Vice-governor of Maranhão
- In office January 1, 2011 – November 29, 2013

Federal Deputy from Maranhão
- In office May 22, 2003 – May 31, 2004
- In office May 12, 2009 – April 7, 2010

Personal details
- Born: Joaquim Washington Luiz de Oliveira December 24, 1949 (age 76) Várzea Alegre, CE
- Party: PT (1988–present) PCdoB (1962–1988)
- Profession: Politician

= Washington Luiz de Oliveira =

Brazilian politician (born 1949)

Joaquim Washington Luiz de Oliveira (born December 24, 1949) is a Brazilian politician. He was federal deputy (2003–2004, 2007, 2009–2010). Oliveira is an advisor to the State Court of Audit.

== Political career ==
In 1994, he ran for federal deputy for the Workers' Party (PT), unsuccessfully.

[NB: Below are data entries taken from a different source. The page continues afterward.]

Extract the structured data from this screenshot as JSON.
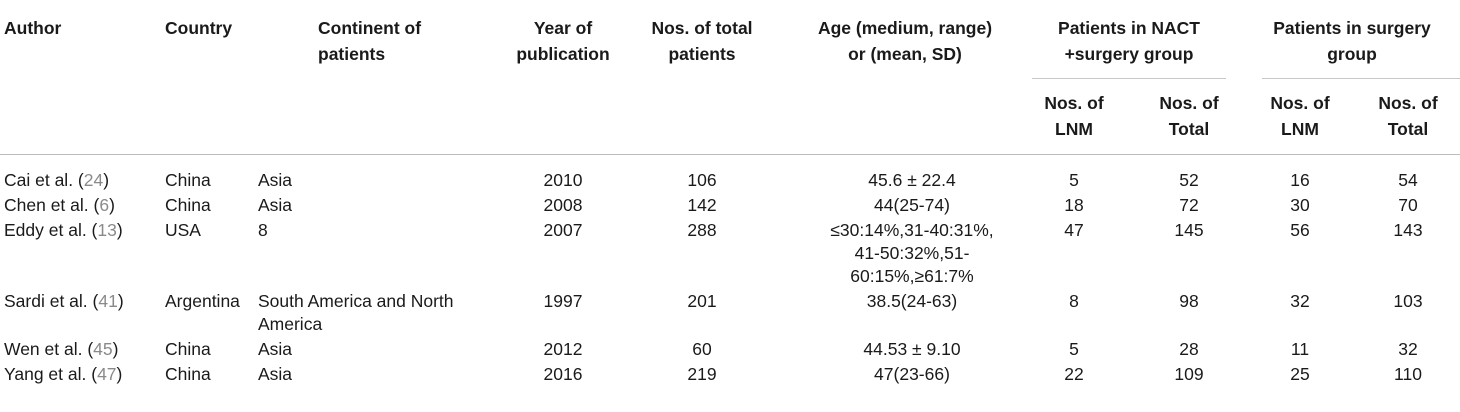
{
  "headers": {
    "author": "Author",
    "country": "Country",
    "continent": "Continent of patients",
    "year": "Year of publication",
    "total": "Nos. of total patients",
    "age": "Age (medium, range) or (mean, SD)",
    "nact_group": "Patients in NACT +surgery group",
    "surgery_group": "Patients in surgery group",
    "nos_lnm": "Nos. of LNM",
    "nos_total": "Nos. of Total"
  },
  "rows": [
    {
      "author": "Cai et al. (",
      "ref": "24",
      "close": ")",
      "country": "China",
      "continent": "Asia",
      "year": "2010",
      "total": "106",
      "age": "45.6 ± 22.4",
      "nact_lnm": "5",
      "nact_total": "52",
      "surg_lnm": "16",
      "surg_total": "54"
    },
    {
      "author": "Chen et al. (",
      "ref": "6",
      "close": ")",
      "country": "China",
      "continent": "Asia",
      "year": "2008",
      "total": "142",
      "age": "44(25-74)",
      "nact_lnm": "18",
      "nact_total": "72",
      "surg_lnm": "30",
      "surg_total": "70"
    },
    {
      "author": "Eddy et al. (",
      "ref": "13",
      "close": ")",
      "country": "USA",
      "continent": "8",
      "year": "2007",
      "total": "288",
      "age": "≤30:14%,31-40:31%, 41-50:32%,51- 60:15%,≥61:7%",
      "nact_lnm": "47",
      "nact_total": "145",
      "surg_lnm": "56",
      "surg_total": "143"
    },
    {
      "author": "Sardi et al. (",
      "ref": "41",
      "close": ")",
      "country": "Argentina",
      "continent": "South America and North America",
      "year": "1997",
      "total": "201",
      "age": "38.5(24-63)",
      "nact_lnm": "8",
      "nact_total": "98",
      "surg_lnm": "32",
      "surg_total": "103"
    },
    {
      "author": "Wen et al. (",
      "ref": "45",
      "close": ")",
      "country": "China",
      "continent": "Asia",
      "year": "2012",
      "total": "60",
      "age": "44.53 ± 9.10",
      "nact_lnm": "5",
      "nact_total": "28",
      "surg_lnm": "11",
      "surg_total": "32"
    },
    {
      "author": "Yang et al. (",
      "ref": "47",
      "close": ")",
      "country": "China",
      "continent": "Asia",
      "year": "2016",
      "total": "219",
      "age": "47(23-66)",
      "nact_lnm": "22",
      "nact_total": "109",
      "surg_lnm": "25",
      "surg_total": "110"
    }
  ]
}
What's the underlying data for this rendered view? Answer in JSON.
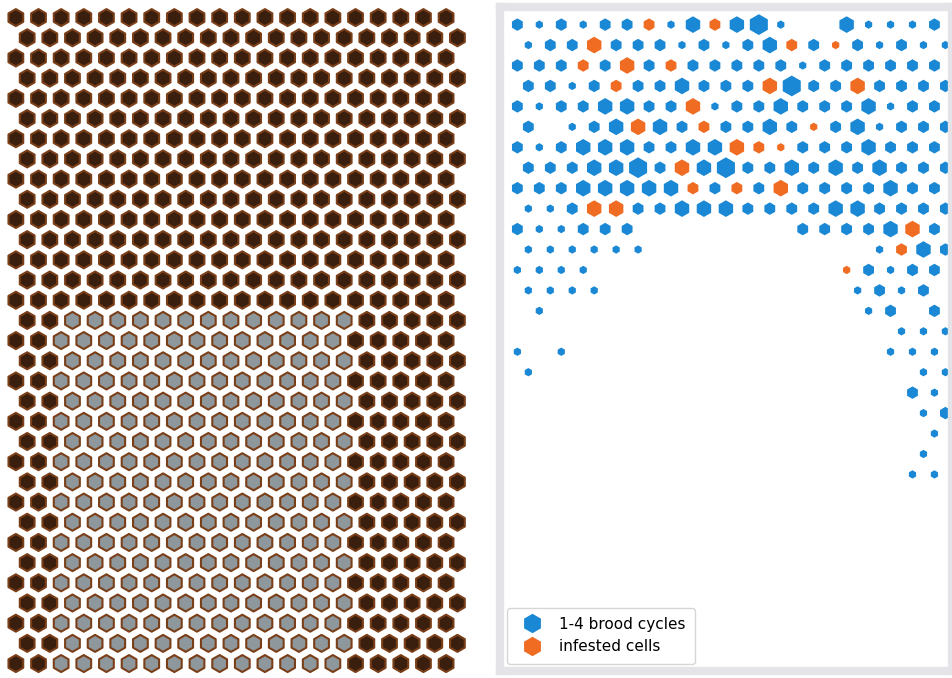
{
  "chart_data": {
    "type": "hex_map",
    "series": [
      {
        "name": "1-4 brood cycles",
        "color": "#1a88d4"
      },
      {
        "name": "infested cells",
        "color": "#ef6c22"
      }
    ],
    "cycles": [
      [
        2,
        1,
        2,
        1,
        2,
        2,
        2,
        1,
        3,
        2,
        3,
        4,
        1,
        0,
        0,
        3,
        1,
        1,
        1,
        2
      ],
      [
        1,
        2,
        2,
        3,
        2,
        2,
        2,
        1,
        2,
        1,
        2,
        3,
        2,
        2,
        1,
        2,
        1,
        2,
        1,
        1
      ],
      [
        2,
        2,
        2,
        2,
        2,
        3,
        2,
        2,
        2,
        2,
        2,
        2,
        2,
        1,
        2,
        2,
        2,
        2,
        2,
        2
      ],
      [
        2,
        2,
        1,
        2,
        2,
        2,
        2,
        3,
        2,
        2,
        2,
        3,
        4,
        2,
        2,
        3,
        2,
        2,
        2,
        2
      ],
      [
        2,
        1,
        2,
        2,
        3,
        3,
        2,
        2,
        3,
        1,
        2,
        2,
        3,
        2,
        2,
        2,
        3,
        1,
        2,
        2
      ],
      [
        2,
        0,
        1,
        2,
        3,
        3,
        3,
        2,
        2,
        2,
        2,
        3,
        2,
        1,
        2,
        3,
        1,
        2,
        2,
        2
      ],
      [
        2,
        1,
        2,
        3,
        3,
        3,
        2,
        2,
        3,
        3,
        3,
        2,
        1,
        2,
        2,
        2,
        3,
        2,
        2,
        2
      ],
      [
        2,
        2,
        2,
        3,
        3,
        4,
        2,
        3,
        3,
        4,
        2,
        2,
        3,
        2,
        3,
        2,
        3,
        2,
        2,
        2
      ],
      [
        2,
        2,
        2,
        3,
        3,
        3,
        3,
        3,
        2,
        2,
        2,
        2,
        3,
        2,
        2,
        2,
        2,
        3,
        2,
        2
      ],
      [
        1,
        1,
        2,
        3,
        3,
        2,
        2,
        3,
        3,
        3,
        2,
        2,
        2,
        2,
        3,
        3,
        2,
        2,
        2,
        2
      ],
      [
        2,
        1,
        1,
        2,
        2,
        2,
        0,
        0,
        0,
        0,
        0,
        0,
        0,
        2,
        2,
        2,
        2,
        3,
        3,
        2
      ],
      [
        1,
        1,
        1,
        1,
        1,
        1,
        0,
        0,
        0,
        0,
        0,
        0,
        0,
        0,
        0,
        0,
        1,
        2,
        3,
        2
      ],
      [
        1,
        1,
        1,
        1,
        0,
        0,
        0,
        0,
        0,
        0,
        0,
        0,
        0,
        0,
        0,
        1,
        2,
        1,
        2,
        2
      ],
      [
        1,
        1,
        1,
        1,
        0,
        0,
        0,
        0,
        0,
        0,
        0,
        0,
        0,
        0,
        0,
        1,
        2,
        1,
        2,
        0
      ],
      [
        0,
        1,
        0,
        0,
        0,
        0,
        0,
        0,
        0,
        0,
        0,
        0,
        0,
        0,
        0,
        0,
        1,
        2,
        0,
        2
      ],
      [
        0,
        0,
        0,
        0,
        0,
        0,
        0,
        0,
        0,
        0,
        0,
        0,
        0,
        0,
        0,
        0,
        0,
        1,
        1,
        1
      ],
      [
        1,
        0,
        1,
        0,
        0,
        0,
        0,
        0,
        0,
        0,
        0,
        0,
        0,
        0,
        0,
        0,
        0,
        1,
        1,
        1
      ],
      [
        1,
        0,
        0,
        0,
        0,
        0,
        0,
        0,
        0,
        0,
        0,
        0,
        0,
        0,
        0,
        0,
        0,
        0,
        1,
        1
      ],
      [
        0,
        0,
        0,
        0,
        0,
        0,
        0,
        0,
        0,
        0,
        0,
        0,
        0,
        0,
        0,
        0,
        0,
        0,
        2,
        1
      ],
      [
        0,
        0,
        0,
        0,
        0,
        0,
        0,
        0,
        0,
        0,
        0,
        0,
        0,
        0,
        0,
        0,
        0,
        0,
        1,
        2
      ],
      [
        0,
        0,
        0,
        0,
        0,
        0,
        0,
        0,
        0,
        0,
        0,
        0,
        0,
        0,
        0,
        0,
        0,
        0,
        0,
        1
      ],
      [
        0,
        0,
        0,
        0,
        0,
        0,
        0,
        0,
        0,
        0,
        0,
        0,
        0,
        0,
        0,
        0,
        0,
        0,
        1,
        0
      ],
      [
        0,
        0,
        0,
        0,
        0,
        0,
        0,
        0,
        0,
        0,
        0,
        0,
        0,
        0,
        0,
        0,
        0,
        0,
        1,
        1
      ]
    ],
    "infested": [
      [
        0,
        6
      ],
      [
        0,
        9
      ],
      [
        1,
        3
      ],
      [
        1,
        12
      ],
      [
        1,
        14
      ],
      [
        2,
        3
      ],
      [
        2,
        5
      ],
      [
        2,
        7
      ],
      [
        3,
        4
      ],
      [
        3,
        11
      ],
      [
        3,
        15
      ],
      [
        4,
        8
      ],
      [
        5,
        5
      ],
      [
        5,
        8
      ],
      [
        5,
        13
      ],
      [
        6,
        10
      ],
      [
        6,
        11
      ],
      [
        6,
        12
      ],
      [
        7,
        7
      ],
      [
        8,
        8
      ],
      [
        8,
        10
      ],
      [
        8,
        12
      ],
      [
        9,
        3
      ],
      [
        9,
        4
      ],
      [
        10,
        18
      ],
      [
        11,
        17
      ],
      [
        12,
        15
      ]
    ],
    "legend": "lower left",
    "tick_labels": false
  }
}
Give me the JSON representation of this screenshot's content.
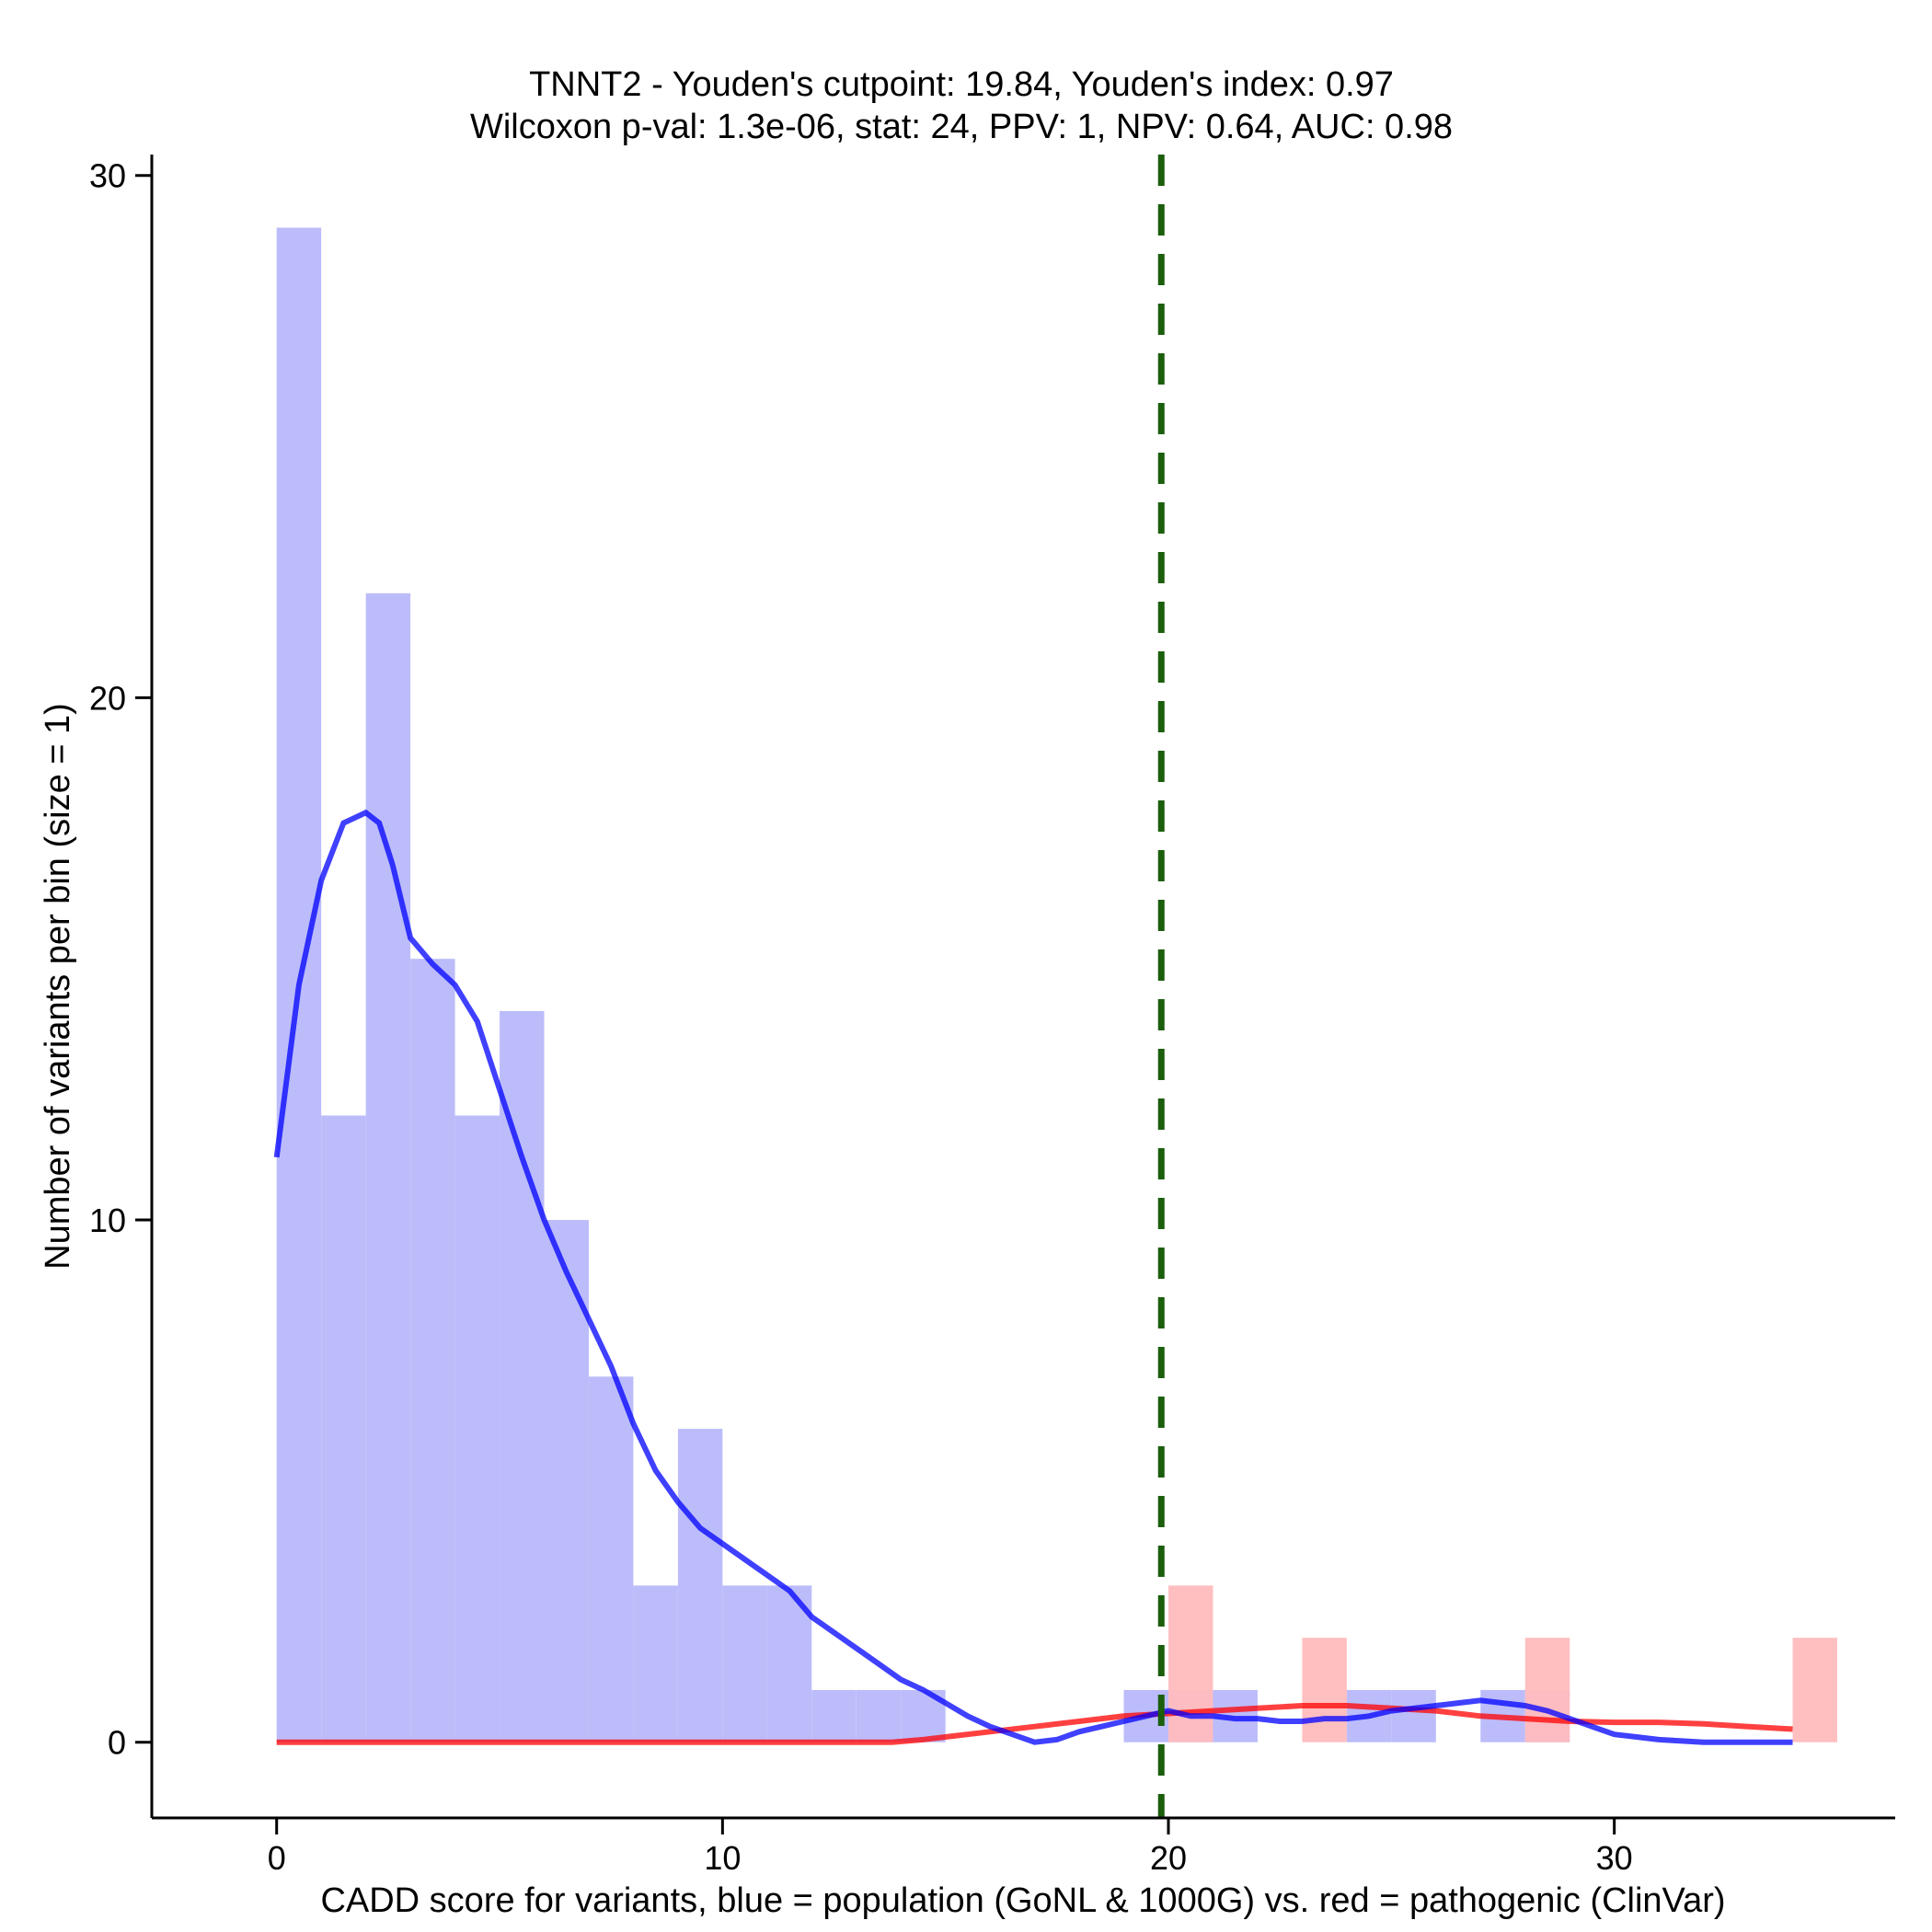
{
  "chart_data": {
    "type": "histogram",
    "title": "TNNT2 - Youden's cutpoint: 19.84, Youden's index: 0.97",
    "subtitle": "Wilcoxon p-val: 1.3e-06, stat: 24, PPV: 1, NPV: 0.64, AUC: 0.98",
    "xlabel": "CADD score for variants, blue = population (GoNL & 1000G) vs. red = pathogenic (ClinVar)",
    "ylabel": "Number of variants per bin (size = 1)",
    "xlim": [
      -2.8,
      36.3
    ],
    "ylim": [
      -1.45,
      30.4
    ],
    "x_ticks": [
      0,
      10,
      20,
      30
    ],
    "y_ticks": [
      0,
      10,
      20,
      30
    ],
    "bin_width": 1,
    "cutpoint": 19.84,
    "cutpoint_color": "#1b5e0c",
    "series": [
      {
        "name": "population (GoNL & 1000G)",
        "color": "#0000ff",
        "bar_color": "#bcbcfb",
        "bins": [
          {
            "x": 0,
            "count": 29
          },
          {
            "x": 1,
            "count": 12
          },
          {
            "x": 2,
            "count": 22
          },
          {
            "x": 3,
            "count": 15
          },
          {
            "x": 4,
            "count": 12
          },
          {
            "x": 5,
            "count": 14
          },
          {
            "x": 6,
            "count": 10
          },
          {
            "x": 7,
            "count": 7
          },
          {
            "x": 8,
            "count": 3
          },
          {
            "x": 9,
            "count": 6
          },
          {
            "x": 10,
            "count": 3
          },
          {
            "x": 11,
            "count": 3
          },
          {
            "x": 12,
            "count": 1
          },
          {
            "x": 13,
            "count": 1
          },
          {
            "x": 14,
            "count": 1
          },
          {
            "x": 19,
            "count": 1
          },
          {
            "x": 20,
            "count": 1
          },
          {
            "x": 21,
            "count": 1
          },
          {
            "x": 24,
            "count": 1
          },
          {
            "x": 25,
            "count": 1
          },
          {
            "x": 27,
            "count": 1
          },
          {
            "x": 28,
            "count": 1
          }
        ],
        "density": [
          [
            0,
            11.2
          ],
          [
            0.5,
            14.5
          ],
          [
            1,
            16.5
          ],
          [
            1.5,
            17.6
          ],
          [
            2,
            17.8
          ],
          [
            2.3,
            17.6
          ],
          [
            2.6,
            16.8
          ],
          [
            3,
            15.4
          ],
          [
            3.5,
            14.9
          ],
          [
            4,
            14.5
          ],
          [
            4.5,
            13.8
          ],
          [
            5,
            12.5
          ],
          [
            5.5,
            11.2
          ],
          [
            6,
            10.0
          ],
          [
            6.5,
            9.0
          ],
          [
            7,
            8.1
          ],
          [
            7.5,
            7.2
          ],
          [
            8,
            6.1
          ],
          [
            8.5,
            5.2
          ],
          [
            9,
            4.6
          ],
          [
            9.5,
            4.1
          ],
          [
            10,
            3.8
          ],
          [
            10.5,
            3.5
          ],
          [
            11,
            3.2
          ],
          [
            11.5,
            2.9
          ],
          [
            12,
            2.4
          ],
          [
            12.5,
            2.1
          ],
          [
            13,
            1.8
          ],
          [
            13.5,
            1.5
          ],
          [
            14,
            1.2
          ],
          [
            14.5,
            1.0
          ],
          [
            15,
            0.75
          ],
          [
            15.5,
            0.5
          ],
          [
            16,
            0.3
          ],
          [
            16.5,
            0.15
          ],
          [
            17,
            0.0
          ],
          [
            17.5,
            0.05
          ],
          [
            18,
            0.2
          ],
          [
            18.5,
            0.3
          ],
          [
            19,
            0.4
          ],
          [
            19.5,
            0.5
          ],
          [
            20,
            0.6
          ],
          [
            20.5,
            0.5
          ],
          [
            21,
            0.5
          ],
          [
            21.5,
            0.45
          ],
          [
            22,
            0.45
          ],
          [
            22.5,
            0.4
          ],
          [
            23,
            0.4
          ],
          [
            23.5,
            0.45
          ],
          [
            24,
            0.45
          ],
          [
            24.5,
            0.5
          ],
          [
            25,
            0.6
          ],
          [
            25.5,
            0.65
          ],
          [
            26,
            0.7
          ],
          [
            26.5,
            0.75
          ],
          [
            27,
            0.8
          ],
          [
            27.5,
            0.75
          ],
          [
            28,
            0.7
          ],
          [
            28.5,
            0.6
          ],
          [
            29,
            0.45
          ],
          [
            29.5,
            0.3
          ],
          [
            30,
            0.15
          ],
          [
            30.5,
            0.1
          ],
          [
            31,
            0.05
          ],
          [
            32,
            0.0
          ],
          [
            33,
            0.0
          ],
          [
            34,
            0.0
          ]
        ]
      },
      {
        "name": "pathogenic (ClinVar)",
        "color": "#ff0000",
        "bar_color": "#ffbcbe",
        "bins": [
          {
            "x": 20,
            "count": 3
          },
          {
            "x": 23,
            "count": 2
          },
          {
            "x": 28,
            "count": 2
          },
          {
            "x": 34,
            "count": 2
          }
        ],
        "density": [
          [
            0,
            0.0
          ],
          [
            13.8,
            0.0
          ],
          [
            14.5,
            0.05
          ],
          [
            15,
            0.1
          ],
          [
            16,
            0.2
          ],
          [
            17,
            0.3
          ],
          [
            18,
            0.4
          ],
          [
            19,
            0.5
          ],
          [
            20,
            0.55
          ],
          [
            21,
            0.6
          ],
          [
            22,
            0.65
          ],
          [
            23,
            0.7
          ],
          [
            24,
            0.7
          ],
          [
            25,
            0.65
          ],
          [
            26,
            0.6
          ],
          [
            27,
            0.5
          ],
          [
            28,
            0.45
          ],
          [
            29,
            0.4
          ],
          [
            30,
            0.38
          ],
          [
            31,
            0.38
          ],
          [
            32,
            0.35
          ],
          [
            33,
            0.3
          ],
          [
            34,
            0.25
          ]
        ]
      }
    ]
  }
}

In 2002, he ran for federal deputy, obtaining his substitution. Endorsed Raimundo Monteiro.

In 2006, he ran for federal deputy, obtaining his substitution. Endorsed Roseana Sarney

In 2010, he ran for vice-governor of Maranhão on board of Roseana Sarney, being elected.

In 2012, he ran for mayor of São Luís, occupying the fourth place.

In 2013, he resigned as vice-governor, being appointed advisor.